National Archives and Records Administration Logo

Migration of Public Web Records

The National Archives & Records Administration (NARA) desired to migrate their public web records to a cloud-hosted architecture to provide accelerated delivery and discovery for any users requiring said records. The Oracle-based non-RAC Amazon Web Services (AWS) solution that was developed was the first of its kind on Amazon. In 2013, Xentity provided both Oracle Database Administrator (DBA) Performance tuning advisory and services. Also, prototype alternative architectures in rapid NoSQL search indices and working google-like web form entry with required default search signals.

So Much Data, Not Enough Power

At the time, NARA invested in an architecture model developed pre “big data”. It could handle full text search as well as facet searches. However, this model tended to be taxing on computing power in order to return accurate results. Also, those results were not contextually aware of popularity, typos, synonyms, etc. For NARA’s cloud-hosted, database transaction management solution, they needed a fast document search solution. One that could search by keywords across both metadata and full search. Also, it would have an intuitive user experience that could handle searching of millions of documents, authorities, and lookup lists along with thousands of monthly transactions.

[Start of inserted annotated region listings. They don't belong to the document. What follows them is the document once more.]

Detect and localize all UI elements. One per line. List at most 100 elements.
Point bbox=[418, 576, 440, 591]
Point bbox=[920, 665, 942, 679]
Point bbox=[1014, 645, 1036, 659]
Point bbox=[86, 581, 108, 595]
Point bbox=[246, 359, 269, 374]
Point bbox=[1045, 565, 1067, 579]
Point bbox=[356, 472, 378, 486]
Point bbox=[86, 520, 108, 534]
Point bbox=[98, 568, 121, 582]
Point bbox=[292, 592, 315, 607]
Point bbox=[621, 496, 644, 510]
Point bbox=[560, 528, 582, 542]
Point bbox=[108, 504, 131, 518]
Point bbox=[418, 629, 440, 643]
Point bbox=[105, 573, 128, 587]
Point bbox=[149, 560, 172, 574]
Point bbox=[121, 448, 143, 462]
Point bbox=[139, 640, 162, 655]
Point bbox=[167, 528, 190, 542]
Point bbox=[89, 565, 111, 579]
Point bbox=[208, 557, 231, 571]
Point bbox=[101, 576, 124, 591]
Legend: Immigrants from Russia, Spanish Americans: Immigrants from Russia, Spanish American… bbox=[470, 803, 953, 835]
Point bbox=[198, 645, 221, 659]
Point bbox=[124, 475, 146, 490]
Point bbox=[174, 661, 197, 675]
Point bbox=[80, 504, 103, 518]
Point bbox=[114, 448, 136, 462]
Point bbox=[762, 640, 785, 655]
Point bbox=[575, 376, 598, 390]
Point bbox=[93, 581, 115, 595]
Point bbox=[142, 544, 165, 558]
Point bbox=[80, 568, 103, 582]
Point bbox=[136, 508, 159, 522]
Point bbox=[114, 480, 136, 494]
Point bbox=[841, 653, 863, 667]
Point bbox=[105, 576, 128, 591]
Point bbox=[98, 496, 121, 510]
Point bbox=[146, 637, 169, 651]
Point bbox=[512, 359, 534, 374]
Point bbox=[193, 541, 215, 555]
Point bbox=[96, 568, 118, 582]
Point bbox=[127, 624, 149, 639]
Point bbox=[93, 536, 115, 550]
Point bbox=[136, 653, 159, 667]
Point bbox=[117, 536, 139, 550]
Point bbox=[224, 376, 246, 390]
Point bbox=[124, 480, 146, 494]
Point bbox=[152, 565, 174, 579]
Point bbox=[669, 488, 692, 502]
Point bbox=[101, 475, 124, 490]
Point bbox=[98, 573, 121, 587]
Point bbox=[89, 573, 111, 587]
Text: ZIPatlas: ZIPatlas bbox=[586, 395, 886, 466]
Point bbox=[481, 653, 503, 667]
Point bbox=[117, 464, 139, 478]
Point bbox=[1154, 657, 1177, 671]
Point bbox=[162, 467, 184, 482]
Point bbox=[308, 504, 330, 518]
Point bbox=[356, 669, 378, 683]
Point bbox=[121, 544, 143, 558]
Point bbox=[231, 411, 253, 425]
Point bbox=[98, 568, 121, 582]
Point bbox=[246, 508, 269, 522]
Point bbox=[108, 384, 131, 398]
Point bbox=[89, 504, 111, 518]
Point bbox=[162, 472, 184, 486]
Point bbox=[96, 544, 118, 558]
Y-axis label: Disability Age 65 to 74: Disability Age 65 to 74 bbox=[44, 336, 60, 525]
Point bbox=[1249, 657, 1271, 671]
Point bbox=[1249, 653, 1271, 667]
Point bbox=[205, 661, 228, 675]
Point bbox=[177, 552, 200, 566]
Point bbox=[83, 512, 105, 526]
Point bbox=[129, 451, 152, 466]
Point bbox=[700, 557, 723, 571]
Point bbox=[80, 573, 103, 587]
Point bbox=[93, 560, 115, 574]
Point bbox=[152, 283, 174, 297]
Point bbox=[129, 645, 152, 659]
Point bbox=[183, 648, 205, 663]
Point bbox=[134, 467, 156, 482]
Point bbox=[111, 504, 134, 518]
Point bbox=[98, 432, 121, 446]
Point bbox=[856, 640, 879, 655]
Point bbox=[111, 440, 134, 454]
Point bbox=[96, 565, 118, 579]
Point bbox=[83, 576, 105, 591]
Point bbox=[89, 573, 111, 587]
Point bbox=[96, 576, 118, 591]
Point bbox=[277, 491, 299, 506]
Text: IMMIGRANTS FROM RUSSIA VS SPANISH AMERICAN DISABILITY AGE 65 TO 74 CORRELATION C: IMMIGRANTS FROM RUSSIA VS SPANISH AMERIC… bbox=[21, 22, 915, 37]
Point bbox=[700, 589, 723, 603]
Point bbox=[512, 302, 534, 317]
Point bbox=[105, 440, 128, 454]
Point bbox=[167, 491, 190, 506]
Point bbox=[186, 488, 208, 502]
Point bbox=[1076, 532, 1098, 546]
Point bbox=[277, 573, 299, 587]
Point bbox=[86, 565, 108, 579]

NoSQL engines can have multiple index-like “signals” that the query engine can look up to better help interpret key signals to infer what the user may be looking for. The search engine solution developed by Xentity would handle and have an increased investment in interpretative signals. Google solutions or Open Source solutions like MongoDB are fast at addressing these “signals”, but are limited at full text document searches of extremely long documents which is required by NARA. 

Testing, Testing, 1, 2, 3

Newer search engine technologies, like the ones addressed above, have the potential to address all of NARA’s requirements. For example, there may be 10,000 results a NARA user wants to pull into their software. Then they move into transaction/edit mode. Finally, they commit those edits in Oracle. This immediately updates the NoSQL index. Also, it is available for near immediate use for full-text in Oracle or in some search engine solutions in full-text.

For the prototype alternative architectures, Xentity in a 2-week sprint, took a 1% sampling of the billions of records. In the AWS EC2, search time was reduced from 45 seconds to a sub-second in the NoSQL environment, while also allowing for mere minutes to load 1% and build the search index. For the second phase, Xentity tuned the Oracle storage and other configuration parameters. These dealt with advanced Oracle components such as ASM, Active Data Guard, XML Chunk sizing and oracle block sizing. This reduced the Oracle query timing from 45 seconds to under 3 seconds.

Speeding Things Up A Notch

According to Forbes, 90% of the world’s data was created in the last two years at the time of the article (2018). So, it’s important for organizations like NARA to have a cloud-hosted architecture. One capable of hosting and returning its own data. And we at Xentity were happy to help with the process.

For starters, Xentity’s efforts have reduced query and search time throughout the project. The important thing to note is that in an organization with large amounts of data such as NARA, the new architecture required handling millions of various documents and other kinds of data. By improving the discovery process (query times, search times, etc.), NARA will see an improved discovery process in query returns. This will hopefully return smarter results. This also allows users to take quicker actions on their intended “transactions” as the search results will be more context-aware. They will be particularly aware of language issues, popularity, and user personalized needs. Also, NARA was able to quickly rule out any hard constraints that some DB platforms can not support.